Todd Foley: So, tell me a little bit more about that. I think that’s very interesting, right? I think we all look at it, needing to have checks and balances on what we do but often it takes the form of like red team, blue team, external testers. You’re talking about being able to have checks and balances and validation, against every aspect of your program, right? Not just the, the technical, controls.
Jacob Lorz: Yeah, that’s exactly right. So, I mean, if you think about building out a cyber program, you have multiple legs to the program. You’ll often have an architecture or engineering team. You’ll of course have an operations team. You’ll have a GRC team. What I’m talking about is a, still a separate team or maybe a sub team of your GRC function that is dedicated to working with all the other teams to say, okay, what have you done over the last month or quarter? What have you built? What have you implemented? What process have you created? Documenting that and then adding that to a task list of continuous validation. So it’s kind of that first line of defense before we started even talking to internal audit teams or third party auditors, which of course we still work with, but helping to ensure that we’re going to catch it, even if our conceptual tools and processes have failed, everything that we build up to date, which we think is the right thing to do, we still want to double check and ensure that there hasn’t been configuration drift, for example, or that there hasn’t been something has been over permission, which we didn’t expect.
Todd Foley: I think that’s yeah, I think that’s really interesting that that’s buildings security resiliency into your culture is what that sounds like to me, how is. How do you avoid having that validation team, be seen as the enemy by your other groups internally? Cause they’re checking up on everyone, right? How do you avoid that sort of internal affairs branding? And how does that work in your culture today?

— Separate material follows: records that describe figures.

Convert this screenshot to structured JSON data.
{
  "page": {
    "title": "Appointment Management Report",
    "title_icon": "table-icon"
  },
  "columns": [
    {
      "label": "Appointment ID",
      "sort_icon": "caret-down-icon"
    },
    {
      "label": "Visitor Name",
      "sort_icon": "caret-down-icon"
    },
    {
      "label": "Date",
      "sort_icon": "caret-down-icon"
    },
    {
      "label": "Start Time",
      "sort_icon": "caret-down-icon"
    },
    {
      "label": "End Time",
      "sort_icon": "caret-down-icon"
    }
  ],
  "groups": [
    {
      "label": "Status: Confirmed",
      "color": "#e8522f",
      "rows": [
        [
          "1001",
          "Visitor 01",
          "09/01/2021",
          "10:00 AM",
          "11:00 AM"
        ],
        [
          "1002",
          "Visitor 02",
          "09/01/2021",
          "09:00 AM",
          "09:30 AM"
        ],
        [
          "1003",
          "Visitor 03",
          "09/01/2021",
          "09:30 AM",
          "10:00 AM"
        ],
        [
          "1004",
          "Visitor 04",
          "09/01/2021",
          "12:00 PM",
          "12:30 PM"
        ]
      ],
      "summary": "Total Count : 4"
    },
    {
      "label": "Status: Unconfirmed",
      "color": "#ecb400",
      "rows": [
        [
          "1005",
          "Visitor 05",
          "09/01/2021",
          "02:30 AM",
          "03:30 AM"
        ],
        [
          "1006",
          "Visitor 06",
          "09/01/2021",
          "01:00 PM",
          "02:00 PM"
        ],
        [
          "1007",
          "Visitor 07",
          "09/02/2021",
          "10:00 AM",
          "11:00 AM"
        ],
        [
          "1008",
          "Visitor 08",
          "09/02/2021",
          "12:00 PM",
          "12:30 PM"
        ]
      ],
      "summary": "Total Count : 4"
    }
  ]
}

Jacob Lorz: You have to highlight successes, right? You have to you have to make a mind shift happen to a security, first thought, right? And you have to say, okay, it’s good that we found something we didn’t expect. That’s the whole point of the team. And we’re only better at the end of the day because somebody else isn’t going to take whatever we found and use that as a point of exploitation. So it’s no fault. I’m not saying engineer over there. You did something wrong. I’m saying just didn’t work out how we wanted it to work out. So now we’re going to correct it, but it truly is kind of like a culture shift and mind shift towards that security. First, security always, again, reducing friction, but let’s do the right thing.
Todd Foley: Well, thank you, Jacob, for joining me today. For our listeners and viewers, please visit cdomagazine.tech for additional interviews. It’s been a pleasure talking to you. I hope you have a great day.
Jacob Lorz: Oh, thanks a lot, Todd. I had a great time. I appreciate the conversation. It’s good talking to you.